CYP2C19 gene single nucleotide polymorphisms (SNPs) should be considered in the clinical use of clopidogrel as they have important guiding value for predicting the risk of bleeding and thrombosis after clopidogrel treatment. The CRISPR/Cas system is increasingly used for SNP detection owing to its single-nucleotide mismatch specificity. Simultaneous detection of multiple SNPs for rapid identification of the CYP2C19 genotype is important, but there is no method to detect a wide variety of CYP2C19 SNPs.
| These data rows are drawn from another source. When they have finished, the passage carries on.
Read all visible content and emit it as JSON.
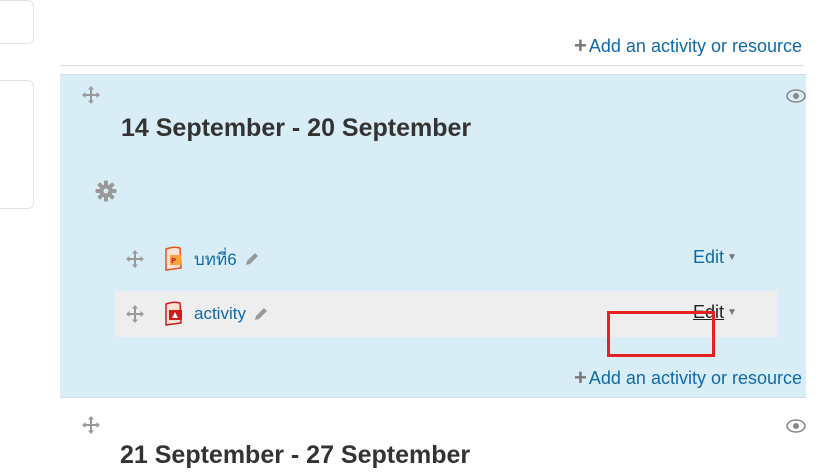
{
  "add_activity_label": "Add an activity or resource",
  "section": {
    "title": "14 September - 20 September",
    "activities": [
      {
        "name": "บทที่6",
        "icon": "powerpoint-file-icon",
        "edit_label": "Edit"
      },
      {
        "name": "activity",
        "icon": "pdf-file-icon",
        "edit_label": "Edit"
      }
    ]
  },
  "next_section": {
    "title": "21 September - 27 September"
  },
  "colors": {
    "section_bg": "#d9edf7",
    "link": "#0f6aa8",
    "highlight_box": "#e52222",
    "row_highlight": "#eeeeee"
  }
}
This study proposes a new integrated system that integrates the PCR reaction and CRISPR/Cas detection of three CYP2C19 genes on a device, achieving rapid, sensitive, and specific detection. In our design, magnetic beads with three different sizes capture target nucleic acid from the sample, which are dragged through different areas by magnetic force, for PCR amplification reaction and CRISPR/Cas13a detection of CYP2C19*2, CYP2C19*3 and CYP2C19*17 genes. Note that magnetic beads were sorted via microporous PC membranes of different apertures. This study exhibits a broad clinical application prospect and provides a favorable tool for clinical clopidogrel administration.